Labour has repeatedly promised that any ban would be ‘trans inclusive’, including in a recent Westminster Hall debate focused on single-sex spaces and the Darlington Nurses.
Up to this point, I’ve focused on the kinds of support people receive if they want to move away from same-sex behaviours and feelings. That is for two reasons: first, because people have a wildly wrong perception about what they entail, their safety and their effectiveness.
Second, it is because there has been virtually no study of gender-related ‘conversion therapy’.
LGBTQ+-affirming campaigners have pushed hard for a ‘trans inclusive’ ban based on thin air. But they may well find themselves falling into the pit that they have dug (Psalm 7:15).
They wanted a trans-inclusive ban to stop people from supporting others who were struggling with gender distress. They wanted to make it illegal for a therapist to help, say, a 14-year-old girl to accept the body God gave her instead of seeking to mutilate it by simulating masculinity.
For all the reasons already mentioned, such a ban would be disastrous and fail. Additionally, the public would hate such a ban – not a great way to revitalise a party’s electoral prospects.
However, a trans-inclusive ban on genuinely-abusive conversion practices could in fact be a vote-winner. There are indeed abusive, harmful practices being done, even paid for by taxpayers, that seek to convert boys into girls and girls into boys.

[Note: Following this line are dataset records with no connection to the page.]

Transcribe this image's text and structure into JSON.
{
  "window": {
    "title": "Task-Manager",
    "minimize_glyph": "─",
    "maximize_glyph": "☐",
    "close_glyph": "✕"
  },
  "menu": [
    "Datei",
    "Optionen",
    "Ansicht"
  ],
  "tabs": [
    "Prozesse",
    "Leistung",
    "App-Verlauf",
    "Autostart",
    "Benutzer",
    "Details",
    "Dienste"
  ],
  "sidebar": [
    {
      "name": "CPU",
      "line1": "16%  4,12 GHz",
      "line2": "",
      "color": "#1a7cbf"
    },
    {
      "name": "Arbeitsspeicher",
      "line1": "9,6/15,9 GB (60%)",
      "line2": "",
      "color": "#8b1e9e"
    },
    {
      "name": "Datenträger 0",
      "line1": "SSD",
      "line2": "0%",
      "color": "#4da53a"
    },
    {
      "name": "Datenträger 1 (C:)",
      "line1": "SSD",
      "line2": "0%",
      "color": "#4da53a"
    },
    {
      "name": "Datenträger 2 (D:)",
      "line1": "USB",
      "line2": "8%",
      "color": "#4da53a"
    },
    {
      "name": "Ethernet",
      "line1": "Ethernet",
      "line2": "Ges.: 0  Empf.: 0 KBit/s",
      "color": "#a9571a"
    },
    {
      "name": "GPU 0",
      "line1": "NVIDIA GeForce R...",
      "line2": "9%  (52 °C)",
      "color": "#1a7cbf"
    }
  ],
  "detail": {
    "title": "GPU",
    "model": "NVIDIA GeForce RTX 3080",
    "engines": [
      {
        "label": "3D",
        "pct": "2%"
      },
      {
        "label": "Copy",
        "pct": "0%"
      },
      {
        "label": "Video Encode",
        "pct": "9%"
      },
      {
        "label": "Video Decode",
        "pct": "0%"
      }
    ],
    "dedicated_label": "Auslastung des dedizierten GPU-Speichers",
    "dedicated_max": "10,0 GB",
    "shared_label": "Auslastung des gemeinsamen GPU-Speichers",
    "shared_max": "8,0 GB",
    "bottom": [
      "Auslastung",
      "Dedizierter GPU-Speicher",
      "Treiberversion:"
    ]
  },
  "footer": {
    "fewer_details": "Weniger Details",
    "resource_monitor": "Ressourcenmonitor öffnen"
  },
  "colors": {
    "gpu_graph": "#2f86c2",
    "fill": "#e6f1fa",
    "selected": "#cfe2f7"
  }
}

A complete end to chemically castrating young people with puberty blockers and cross-sex hormones would be a great start for a ban. We could also ban mastectomies that are carried out for the purposes of gender, along with ‘bottom’ surgeries on genitalia.
These practices are genuinely harmful and abusive, with a growing evidence base to demonstrate it.
In the time it has taken to draft this article, it has become even less clear that today’s King’s Speech will bear any resemblance to the Government’s ongoing agenda.
But if Starmer, Streeting, Burnham or any other politician wants a vote-winning policy, let them end this talk of a ‘conversion practices’ ban and stop transitioning kids.